Japanese shogi player

Taichi Takami (髙見 泰地, Takami Taichi) is a Japanese professional shogi player ranked 7-dan. He is a former Eiō title holder.

==Early life and apprenticeship==
Taichi Takami was born in Yokohama on July 12, 1993. He learned shogi from his father when he was in kindergarten, and was later accepted into the Japan Shogi Association's apprentice school at the rank of 6-kyū as a protegee of shogi professional Kazuo Ishida in April 2005.

He was promoted to 1-dan in December 2007 and then to 3-dan in April 2010. He finished the 47th 3-dan League (April 2010 – September 2010) with a record of 9 wins and 9 losses, and the 48th 3-dan League (October 2010 – March 2011) with a record of 12 wins and 6 losses before winning the 49th 3-dan League (April 2011 – September 2011) with a record of 13 wins and 5 losses to obtain full professional status and the rank of 4-dan.

==Shogi professional==
On May 26, 2018, Takami defeated Kota Kanai to win the 3rd Eiō title 4 games to none. Takami was the first winner of the title since it was upgraded to major title status. As a result of his becoming a major title holder, Takami was promoted to 7-dan the same day.

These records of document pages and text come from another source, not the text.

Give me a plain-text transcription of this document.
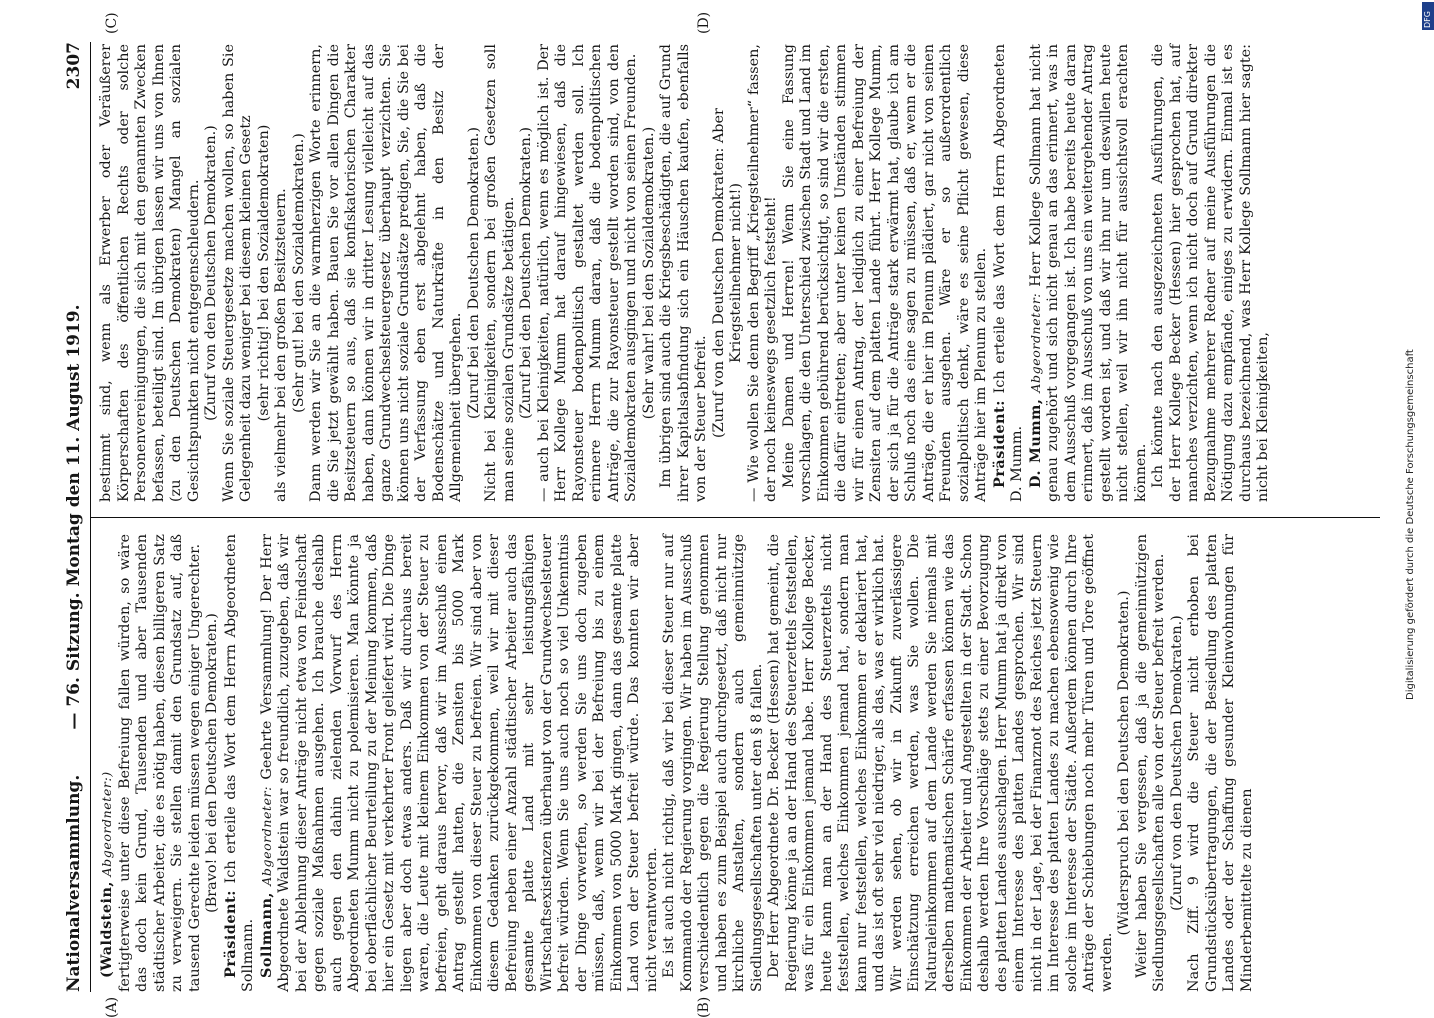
Nationalversammlung.
— 76. Sitzung. Montag den 11. August 1919.
2307
(A)	(B)
(C)	(D)

(Waldstein, Abgeordneter:) fertigterweise unter diese Befreiung fallen würden, so wäre das doch kein Grund, Tausenden und aber Tausenden städtischer Arbeiter, die es nötig haben, diesen billigeren Satz zu verweigern. Sie stellen damit den Grundsatz auf, daß tausend Gerechte leiden müssen wegen einiger Ungerechter. (Bravo! bei den Deutschen Demokraten.)

Präsident: Ich erteile das Wort dem Herrn Abgeordneten Sollmann. Sollmann, Abgeordneter: Geehrte Versammlung! Der Herr Abgeordnete Waldstein war so freundlich, zuzugeben, daß wir bei der Ablehnung dieser Anträge nicht etwa von Feindschaft gegen soziale Maßnahmen ausgehen. Ich brauche deshalb auch gegen den dahin zielenden Vorwurf des Herrn Abgeordneten Mumm nicht zu polemisieren. Man könnte ja bei oberflächlicher Beurteilung zu der Meinung kommen, daß hier ein Gesetz mit verkehrter Front geliefert wird. Die Dinge liegen aber doch etwas anders. Daß wir durchaus bereit waren, die Leute mit kleinem Einkommen von der Steuer zu befreien, geht daraus hervor, daß wir im Ausschuß einen Antrag gestellt hatten, die Zensiten bis 5000 Mark Einkommen von dieser Steuer zu befreien. Wir sind aber von diesem Gedanken zurückgekommen, weil wir mit dieser Befreiung neben einer Anzahl städtischer Arbeiter auch das gesamte platte Land mit sehr leistungsfähigen Wirtschaftsexistenzen überhaupt von der Grundwechselsteuer befreit würden. Wenn Sie uns auch noch so viel Unkenntnis der Dinge vorwerfen, so werden Sie uns doch zugeben müssen, daß, wenn wir bei der Befreiung bis zu einem Einkommen von 5000 Mark gingen, dann das gesamte platte Land von der Steuer befreit würde. Das konnten wir aber nicht verantworten. Es ist auch nicht richtig, daß wir bei dieser Steuer nur auf Kommando der Regierung vorgingen. Wir haben im Ausschuß verschiedentlich gegen die Regierung Stellung genommen und haben es zum Beispiel auch durchgesetzt, daß nicht nur kirchliche Anstalten, sondern auch gemeinnützige Siedlungsgesellschaften unter den § 8 fallen. Der Herr Abgeordnete Dr. Becker (Hessen) hat gemeint, die Regierung könne ja an der Hand des Steuerzettels feststellen, was für ein Einkommen jemand habe. Herr Kollege Becker, heute kann man an der Hand des Steuerzettels nicht feststellen, welches Einkommen jemand hat, sondern man kann nur feststellen, welches Einkommen er deklariert hat, und das ist oft sehr viel niedriger, als das, was er wirklich hat. Wir werden sehen, ob wir in Zukunft zuverlässigere Einschätzung erreichen werden, was Sie wollen. Die Naturaleinkommen auf dem Lande werden Sie niemals mit derselben mathematischen Schärfe erfassen können wie das Einkommen der Arbeiter und Angestellten in der Stadt. Schon deshalb werden Ihre Vorschläge stets zu einer Bevorzugung des platten Landes ausschlagen. Herr Mumm hat ja direkt von einem Interesse des platten Landes gesprochen. Wir sind nicht in der Lage, bei der Finanznot des Reiches jetzt Steuern im Interesse des platten Landes zu machen ebensowenig wie solche im Interesse der Städte. Außerdem können durch Ihre Anträge der Schiebungen noch mehr Türen und Tore geöffnet werden.

(Widerspruch bei den Deutschen Demokraten.) Weiter haben Sie vergessen, daß ja die gemeinnützigen Siedlungsgesellschaften alle von der Steuer befreit werden. (Zuruf von den Deutschen Demokraten.) Nach Ziff. 9 wird die Steuer nicht erhoben bei Grundstücksübertragungen, die der Besiedlung des platten Landes oder der Schaffung gesunder Kleinwohnungen für Minderbemittelte zu dienen

bestimmt sind, wenn als Erwerber oder Veräußerer Körperschaften des öffentlichen Rechts oder solche Personenvereinigungen, die sich mit den genannten Zwecken befassen, beteiligt sind. Im übrigen lassen wir uns von Ihnen (zu den Deutschen Demokraten) Mangel an sozialen Gesichtspunkten nicht entgegenschleudern. (Zuruf von den Deutschen Demokraten.) Wenn Sie soziale Steuergesetze machen wollen, so haben Sie Gelegenheit dazu weniger bei diesem kleinen Gesetz (sehr richtig! bei den Sozialdemokraten) als vielmehr bei den großen Besitzsteuern. (Sehr gut! bei den Sozialdemokraten.) Dann werden wir Sie an die warmherzigen Worte erinnern, die Sie jetzt gewählt haben. Bauen Sie vor allen Dingen die Besitzsteuern so aus, daß sie konfiskatorischen Charakter haben, dann können wir in dritter Lesung vielleicht auf das ganze Grundwechselsteuergesetz überhaupt verzichten. Sie können uns nicht soziale Grundsätze predigen, Sie, die Sie bei der Verfassung eben erst abgelehnt haben, daß die Bodenschätze und Naturkräfte in den Besitz der Allgemeinheit übergehen. (Zuruf bei den Deutschen Demokraten.) Nicht bei Kleinigkeiten, sondern bei großen Gesetzen soll man seine sozialen Grundsätze betätigen. (Zuruf bei den Deutschen Demokraten.) — auch bei Kleinigkeiten, natürlich, wenn es möglich ist. Der Herr Kollege Mumm hat darauf hingewiesen, daß die Rayonsteuer bodenpolitisch gestaltet werden soll. Ich erinnere Herrn Mumm daran, daß die bodenpolitischen Anträge, die zur Rayonsteuer gestellt worden sind, von den Sozialdemokraten ausgingen und nicht von seinen Freunden. (Sehr wahr! bei den Sozialdemokraten.) Im übrigen sind auch die Kriegsbeschädigten, die auf Grund ihrer Kapitalsabfindung sich ein Häuschen kaufen, ebenfalls von der Steuer befreit. (Zuruf von den Deutschen Demokraten: Aber Kriegsteilnehmer nicht!) — Wie wollen Sie denn den Begriff „Kriegsteilnehmer“ fassen, der noch keineswegs gesetzlich feststeht! Meine Damen und Herren! Wenn Sie eine Fassung vorschlagen, die den Unterschied zwischen Stadt und Land im Einkommen gebührend berücksichtigt, so sind wir die ersten, die dafür eintreten; aber unter keinen Umständen stimmen wir für einen Antrag, der lediglich zu einer Befreiung der Zensiten auf dem platten Lande führt. Herr Kollege Mumm, der sich ja für die Anträge stark erwärmt hat, glaube ich am Schluß noch das eine sagen zu müssen, daß er, wenn er die Anträge, die er hier im Plenum plädiert, gar nicht von seinen Freunden ausgehen. Wäre er so außerordentlich sozialpolitisch denkt, wäre es seine Pflicht gewesen, diese Anträge hier im Plenum zu stellen. Präsident: Ich erteile das Wort dem Herrn Abgeordneten D. Mumm. D. Mumm, Abgeordneter: Herr Kollege Sollmann hat nicht genau zugehört und sich nicht genau an das erinnert, was in dem Ausschuß vorgegangen ist. Ich habe bereits heute daran erinnert, daß im Ausschuß von uns ein weitergehender Antrag gestellt worden ist, und daß wir ihn nur um deswillen heute nicht stellen, weil wir ihn nicht für aussichtsvoll erachten können. Ich könnte nach den ausgezeichneten Ausführungen, die der Herr Kollege Becker (Hessen) hier gesprochen hat, auf manches verzichten, wenn ich nicht doch auf Grund direkter Bezugnahme mehrerer Redner auf meine Ausführungen die Nötigung dazu empfände, einiges zu erwidern. Einmal ist es durchaus bezeichnend, was Herr Kollege Sollmann hier sagte: nicht bei Kleinigkeiten,

DFG
Digitalisierung gefördert durch die Deutsche Forschungsgemeinschaft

In May 2019, Takami was unable to defend his Eiō title, losing the 4th Eiō title match to challenger Takuya Nagase 4 games to none.

===Promotion history===
The promotion history for Takami is as follows:
- 6-kyū: April 2005
- 3-dan: April 2010
- 4-dan: October 1, 2011
- 5-dan: May 23, 2014
- 6-dan: January 29, 2018
- 7-dan: May 26, 2018

===Titles and other championships===
Takami's has appeared in a major title match twice; he won the 3rd Eiō title in 2018, but was unable to defend his title the following year.

===Year-end prize money and game fee ranking===
Takami has finished in the "Top 10" of the JSA's year-end prize money/game fee rankings once since turning professional: sixth in 2018 with JPY 26,360,000 in earnings.

==Personal life==
Takami graduated from Rikkyo University in 2017 with a degree in history.